Amazon Announces the Improvement of ML Models to Better Identify Sensitive Data on Amazon Macie
MMS • Daniel Dominguez
Article originally posted on InfoQ. Visit InfoQ
Amazon is announcing a new capability to create allow lists in Amazon Macie. Now text or text patterns not desire for Macie to report as sensitive data can be specified in allow lists. Amazon Macie is a fully managed data security and data privacy service that uses machine learning and pattern matching to discover and protect sensitive data in AWS.

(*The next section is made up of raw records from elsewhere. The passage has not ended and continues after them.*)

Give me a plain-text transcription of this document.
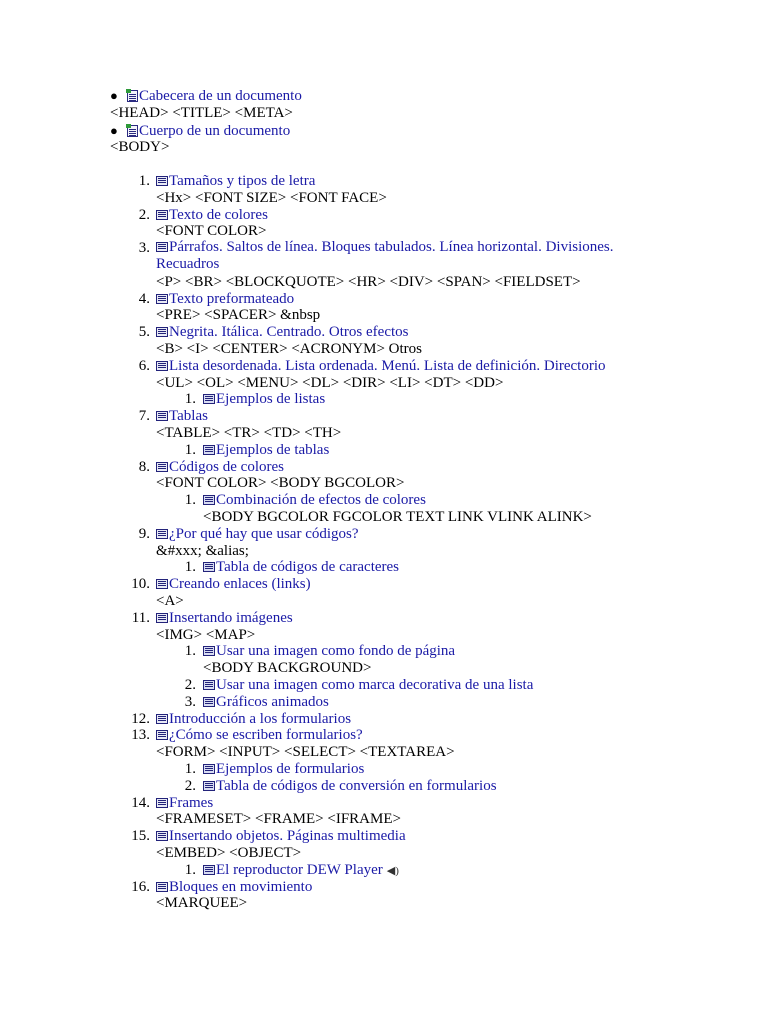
●	Cabecera de un documento
<HEAD> <TITLE> <META>
●	Cuerpo de un documento
<BODY>
1.	Tamaños y tipos de letra
<Hx> <FONT SIZE> <FONT FACE>
2.	Texto de colores
<FONT COLOR>
3.	Párrafos. Saltos de línea. Bloques tabulados. Línea horizontal. Divisiones. Recuadros
<P> <BR> <BLOCKQUOTE> <HR> <DIV> <SPAN> <FIELDSET>
4.	Texto preformateado
<PRE> <SPACER> &nbsp
5.	Negrita. Itálica. Centrado. Otros efectos
<B> <I> <CENTER> <ACRONYM> Otros
6.	Lista desordenada. Lista ordenada. Menú. Lista de definición. Directorio
<UL> <OL> <MENU> <DL> <DIR> <LI> <DT> <DD>
1.	Ejemplos de listas
7.	Tablas
<TABLE> <TR> <TD> <TH>
1.	Ejemplos de tablas
8.	Códigos de colores
<FONT COLOR> <BODY BGCOLOR>
1.	Combinación de efectos de colores
<BODY BGCOLOR FGCOLOR TEXT LINK VLINK ALINK>
9.	¿Por qué hay que usar códigos?
&#xxx; &alias;
1.	Tabla de códigos de caracteres
10.	Creando enlaces (links)
<A>
11.	Insertando imágenes
<IMG> <MAP>
1.	Usar una imagen como fondo de página
<BODY BACKGROUND>
2.	Usar una imagen como marca decorativa de una lista
3.	Gráficos animados
12.	Introducción a los formularios
13.	¿Cómo se escriben formularios?
<FORM> <INPUT> <SELECT> <TEXTAREA>
1.	Ejemplos de formularios
2.	Tabla de códigos de conversión en formularios
14.	Frames
<FRAMESET> <FRAME> <IFRAME>
15.	Insertando objetos. Páginas multimedia
<EMBED> <OBJECT>
1.	El reproductor DEW Player ◀)
16.	Bloques en movimiento
<MARQUEE>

According to Amazon, when evaluating JSON data in Amazon S3 buckets, Macie has improved the machine learning models used by managed data identifiers to produce more precise and useful results. Extraction of additional information from surrounding fields in JSON data and JSON Lines files improves the machine learning models’ accuracy even further. This enhancement also speeds up the processing of certain kinds of files, which will accelerate the completion of sensitive data finding tasks.

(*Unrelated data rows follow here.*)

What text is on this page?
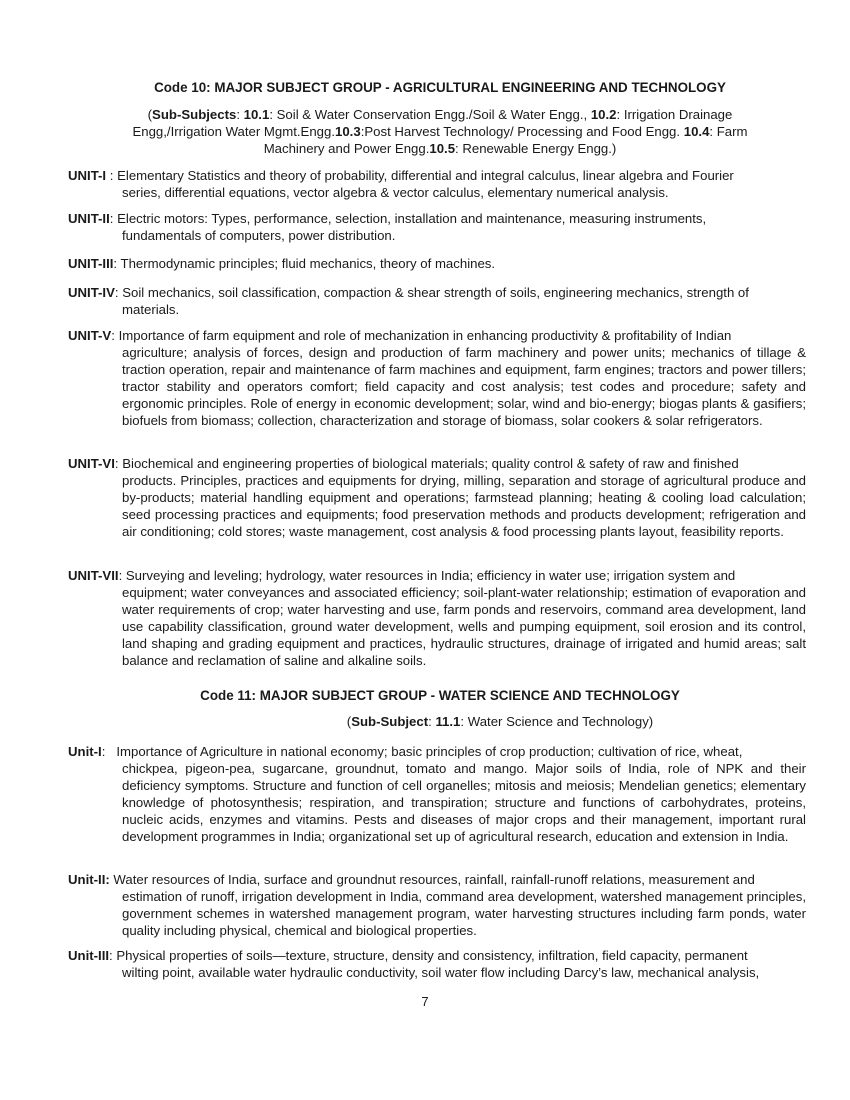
Code 10: MAJOR SUBJECT GROUP - AGRICULTURAL ENGINEERING AND TECHNOLOGY
(Sub-Subjects: 10.1: Soil & Water Conservation Engg./Soil & Water Engg., 10.2: Irrigation Drainage
Engg,/Irrigation Water Mgmt.Engg.10.3:Post Harvest Technology/ Processing and Food Engg. 10.4: Farm
Machinery and Power Engg.10.5: Renewable Energy Engg.)
UNIT-I : Elementary Statistics and theory of probability, differential and integral calculus, linear algebra and Fourier
series, differential equations, vector algebra & vector calculus, elementary numerical analysis.
UNIT-II: Electric motors: Types, performance, selection, installation and maintenance, measuring instruments,
fundamentals of computers, power distribution.
UNIT-III: Thermodynamic principles; fluid mechanics, theory of machines.
UNIT-IV: Soil mechanics, soil classification, compaction & shear strength of soils, engineering mechanics, strength of
materials.
UNIT-V: Importance of farm equipment and role of mechanization in enhancing productivity & profitability of Indian
agriculture; analysis of forces, design and production of farm machinery and power units; mechanics of tillage & traction operation, repair and maintenance of farm machines and equipment, farm engines; tractors and power tillers; tractor stability and operators comfort; field capacity and cost analysis; test codes and procedure; safety and ergonomic principles. Role of energy in economic development; solar, wind and bio-energy; biogas plants & gasifiers; biofuels from biomass; collection, characterization and storage of biomass, solar cookers & solar refrigerators.
UNIT-VI: Biochemical and engineering properties of biological materials; quality control & safety of raw and finished
products. Principles, practices and equipments for drying, milling, separation and storage of agricultural produce and by-products; material handling equipment and operations; farmstead planning; heating & cooling load calculation; seed processing practices and equipments; food preservation methods and products development; refrigeration and air conditioning; cold stores; waste management, cost analysis & food processing plants layout, feasibility reports.
UNIT-VII: Surveying and leveling; hydrology, water resources in India; efficiency in water use; irrigation system and
equipment; water conveyances and associated efficiency; soil-plant-water relationship; estimation of evaporation and water requirements of crop; water harvesting and use, farm ponds and reservoirs, command area development, land use capability classification, ground water development, wells and pumping equipment, soil erosion and its control, land shaping and grading equipment and practices, hydraulic structures, drainage of irrigated and humid areas; salt balance and reclamation of saline and alkaline soils.
Code 11: MAJOR SUBJECT GROUP - WATER SCIENCE AND TECHNOLOGY
(Sub-Subject: 11.1: Water Science and Technology)
Unit-I:   Importance of Agriculture in national economy; basic principles of crop production; cultivation of rice, wheat,
chickpea, pigeon-pea, sugarcane, groundnut, tomato and mango. Major soils of India, role of NPK and their deficiency symptoms. Structure and function of cell organelles; mitosis and meiosis; Mendelian genetics; elementary knowledge of photosynthesis; respiration, and transpiration; structure and functions of carbohydrates, proteins, nucleic acids, enzymes and vitamins. Pests and diseases of major crops and their management, important rural development programmes in India; organizational set up of agricultural research, education and extension in India.
Unit-II: Water resources of India, surface and groundnut resources, rainfall, rainfall-runoff relations, measurement and
estimation of runoff, irrigation development in India, command area development, watershed management principles, government schemes in watershed management program, water harvesting structures including farm ponds, water quality including physical, chemical and biological properties.
Unit-III: Physical properties of soils—texture, structure, density and consistency, infiltration, field capacity, permanent
wilting point, available water hydraulic conductivity, soil water flow including Darcy’s law, mechanical analysis,
7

Macie applies machine learning and pattern matching techniques to selected buckets to identify and alert about sensitive data, such as names, addresses, credit card numbers, or credential materials. Identifying sensitive data in S3 can help in compliance with regulations, such as the Health Insurance Portability and Accountability Act (HIPAA) and General Data Privacy Regulation (GDPR).
Once activated, Macie automatically compiles a complete S3 inventory at the bucket level and examines each bucket to detect public access, lack of encryption, sharing, or replication with AWS accounts outside of a customer’s business. If Macie detects sensitive data or potential issues with the security or privacy, it creates detailed findings to review and remediate as necessary.
Analysis of data promises to provide enormous insights for data scientists, business managers, and artificial intelligence algorithms. Governance and security must also ensure that the data conforms to the same data protection and monitoring requirements as any other part of the enterprise.
Tools for identifying such information are useful in the event of a ransomware attack to quickly identify what information could have been compromised and help understand the scope of potential security concerns and fallout. Following security recommendations, to further secure data, workloads, and applications it’s also recommended to combine AWS Security Hub and Amazon GuardDuty with Amazon Macie. Other security tools to consider are OpenSSL, Let’s Encrypt, and Ensighten.